Статьи из журнала «Искусство кино» - Дмитрий Быков
Шрифт:
Интервал:
Закладка:
Задавшись целью смонтировать частные хроники, Манский и Яркевич делают первый шаг в абсолютно верном направлении: нанизывают их на одну конкретную судьбу. Это сейчас общество наше расслоилось и между верхом и низом обнаружился непреодолимый разрыв. Тогда все были волей-неволей загнаны в одну страту, отчего и происходило столько конфликтов. Например, шпана нападала на умного мальчика, и умный мальчик боролся со шпаной. Сегодня шпана не ходит по одним тропам с умными мальчиками — она деньги зарабатывает, рэкетируя или организуя собственный бизнес; умные мальчики учатся в колледжах, если родители могут за них заплатить; у владельцев автосервисов свой круг общения, у бюджетников свой, и оттого-то почти все современное кино посвящено перестрелкам и почти никогда — проблемам. Все вопросы, возникающие в своем кругу, стало можно решить пулей или «бабками», а вопросы, которые не решаются подобным способом, в кадр не попадают, поскольку круги нашего общения никак не пересекаются, а самые неразрешимые и интересные конфликты как раз те, которые возникают при столкновении представителей разных социальных групп.
Никакой особой политизации в рядах школьников я тоже не помню — скорее помню повальное увлечение жвачкой, о которой в фильме толком не сказано ни слова.

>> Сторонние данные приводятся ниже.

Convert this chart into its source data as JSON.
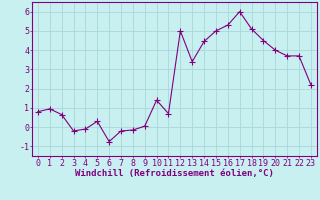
{
  "x": [
    0,
    1,
    2,
    3,
    4,
    5,
    6,
    7,
    8,
    9,
    10,
    11,
    12,
    13,
    14,
    15,
    16,
    17,
    18,
    19,
    20,
    21,
    22,
    23
  ],
  "y": [
    0.8,
    0.95,
    0.65,
    -0.2,
    -0.1,
    0.3,
    -0.75,
    -0.2,
    -0.15,
    0.05,
    1.4,
    0.7,
    5.0,
    3.4,
    4.45,
    5.0,
    5.3,
    6.0,
    5.1,
    4.5,
    4.0,
    3.7,
    3.7,
    2.2
  ],
  "line_color": "#800080",
  "marker": "+",
  "marker_size": 4,
  "bg_color": "#c8f0f0",
  "grid_color": "#a8d8d8",
  "xlabel": "Windchill (Refroidissement éolien,°C)",
  "ylim": [
    -1.5,
    6.5
  ],
  "xlim": [
    -0.5,
    23.5
  ],
  "yticks": [
    -1,
    0,
    1,
    2,
    3,
    4,
    5,
    6
  ],
  "xtick_labels": [
    "0",
    "1",
    "2",
    "3",
    "4",
    "5",
    "6",
    "7",
    "8",
    "9",
    "10",
    "11",
    "12",
    "13",
    "14",
    "15",
    "16",
    "17",
    "18",
    "19",
    "20",
    "21",
    "22",
    "23"
  ],
  "xlabel_fontsize": 6.5,
  "tick_fontsize": 6.0,
  "label_color": "#800080",
  "axis_color": "#800080",
  "line_width": 0.8,
  "spine_linewidth": 0.8
}
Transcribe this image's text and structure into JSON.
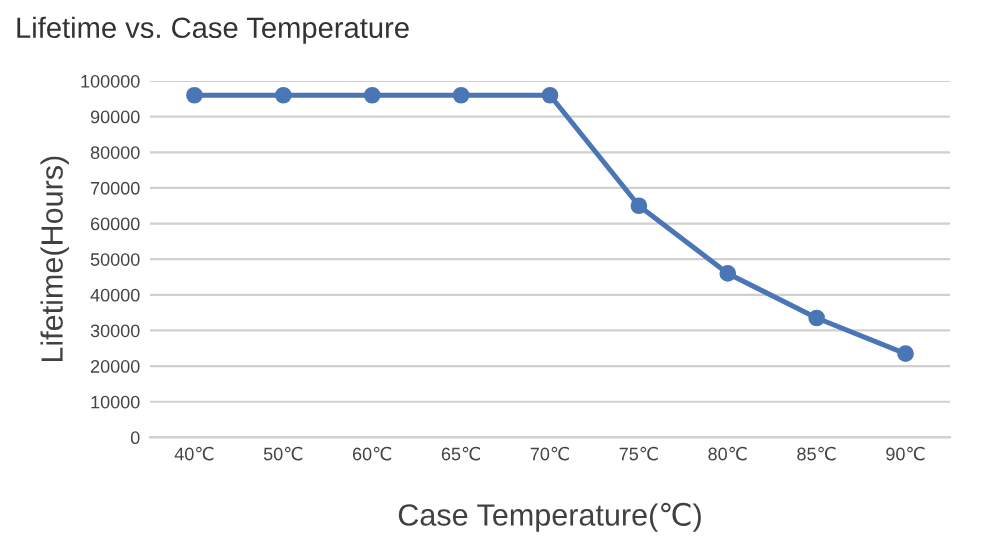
{
  "chart_data": {
    "type": "line",
    "title": "Lifetime vs. Case Temperature",
    "xlabel": "Case Temperature(℃)",
    "ylabel": "Lifetime(Hours)",
    "categories": [
      "40℃",
      "50℃",
      "60℃",
      "65℃",
      "70℃",
      "75℃",
      "80℃",
      "85℃",
      "90℃"
    ],
    "series": [
      {
        "color": "#4a76b5",
        "values": [
          96000,
          96000,
          96000,
          96000,
          96000,
          65000,
          46000,
          33500,
          23500
        ]
      }
    ],
    "ylim": [
      0,
      100000
    ],
    "yticks": [
      0,
      10000,
      20000,
      30000,
      40000,
      50000,
      60000,
      70000,
      80000,
      90000,
      100000
    ],
    "grid": "y",
    "marker": "circle",
    "line_style": "solid",
    "legend": false
  }
}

В том-то и состоит главная ошибка Манского, что, монтируя частные хроники, он начинает вспоминать приметы времени, понимая время как Большую историю. А время частное и общее шло с разной скоростью — вот в чем дело! Сопоставление Большой и малой истории замечательно выполнили еще Ильф и Петров: в Большой истории изобретен автомобиль, а в малой — резиновый пузырь «уйди-уйди». Парфенов в своем проекте занимался Большой историей (то и дело для смака припутывая к ней частные детали — моду, анекдоты). Намеренно смешивая историю Большую и малую, он то джинсы поднимал до символа эпохи, то космический полет опускал до какого-то обывательского уровня, и отсюда-то происходила пресловутая амбивалентность его интонации. А Манский и Яркевич изначально ставили себе задачу рассказать о частной жизни — и выяснилось, что ее уж никоим образом нельзя приплетать к общественной, потому что никогда эти сиамские близнецы так не отличались, как в 70-е годы.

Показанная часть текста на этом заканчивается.